Motive 1 – Shale: One reason the Kingdom is depressing prices is to thwart the growth of the nascent shale gas and bitumen oil industries in America and Canada. The threat from these new industries to Saudi Arabia is real – In October, America ceased Nigerian oil imports, even though Nigeria exported almost as much oil to America as Saudi Arabia as recently at 2010. Meanwhile, Canada steadily increased its exports of bitumen oil to America during the same period.

However, new shale projects require $65 oil to break even. At $53 a barrel, the shale boom has been paused, and several investments have been called off, their returns in doubt (although many existing wells remain online). If the Saudis allow prices to increase, the threat of shale will likely resume, so it does not look like they will allow prices to return to their pre-June levels. But the current price level is sufficiently low to keep the threat at bay, so the Saudis need not increase output further. At the same time, $53 oil will stop new shale projects from coming offline, so it is unlikely that North America can contribute to the supply glut any further, either. It is for these reasons that oil proces are unlikely to tumble much further.

Motive 2 – Iran: However, I believe the Saudis have also depressed prices to hurt Iran and Russia, both of whom make most of their export revenue from oil. Iran’s expanding influence in the Middle East has rattled the Saudis considerably. In addition, both Iran and Russia remain staunch defenders of the Syrian government, which the Saudis and Qataris despise. The Saudi’s reserves of $900bln provide the kingdom with a buffer, but will likely force Iran and Russia to think twice about expensive foreign projects like Syria, right?

But it does not look like low oil prices have reduced Iranian, or even Russian, involvement in Iraq and Syria. Iranian General Soleimani is openly marching through Iraq as an “advisor”, while Iran-backed militia have made the bulk of gains against IS. Meanwhile Assad has held onto power, two years after most media outlets pronounced him as good as overthrown. All of this has happened against the backdrop of low oil prices. Thus, it does not look like there is much value in continuing the Saudi strategy of depressing oil prices to curb Iranian influence.

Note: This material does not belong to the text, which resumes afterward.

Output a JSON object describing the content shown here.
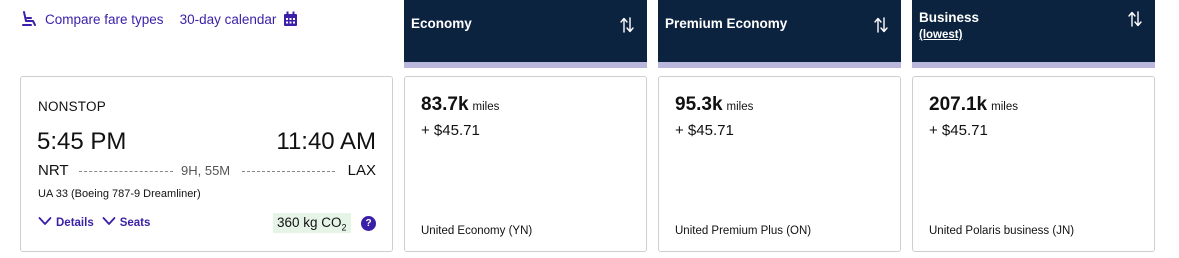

Other producers, like Nigeria: The second graph shows that other oil producers like Nigeria (produces 2.3m barrels a day or 2.6% of world oil: more than Qatar but less than UAE) have generally kept output constant. Most major oil producers – nations like Nigeria, Venezuela and Iraq – cannot afford to decrease oil sales, which are critical to their economies. They are probably not too happy about low oil prices, but have little choice in the matter. Finally, fortunately or unfortunately, the conflict in Libya has not depressed their oil output.

Wild card Iran: Iran exported 3m barrels of oil per day in 2006, and sanctions have reduced this number to a meager 1.2m per day. A barrage of nuclear-related sanctions since 2006 have imposed an embargo on Iranian oil exports to the EU, prohibited investments in Iran’s oil industry, and barred banks from mediating transactions involving Iranian oil. But as sanctions are eased, Iran’s oil exports will certainly increase, and this may lower prices even further.

However, the timelines for increased Iranian oil exports are unclear. They depend on the speed at which sanctions are repealed and the pace at which Iran can ramp-up output: The timelines for repealing nuclear-related sanctions imposed by the P5+1 will only be unveiled on 30thJune 2015; Iran has 30m barrels of oil ready to ship out immediately, but beyond this stockpile, it will takes years for Iran to bring its oil industry up to speed.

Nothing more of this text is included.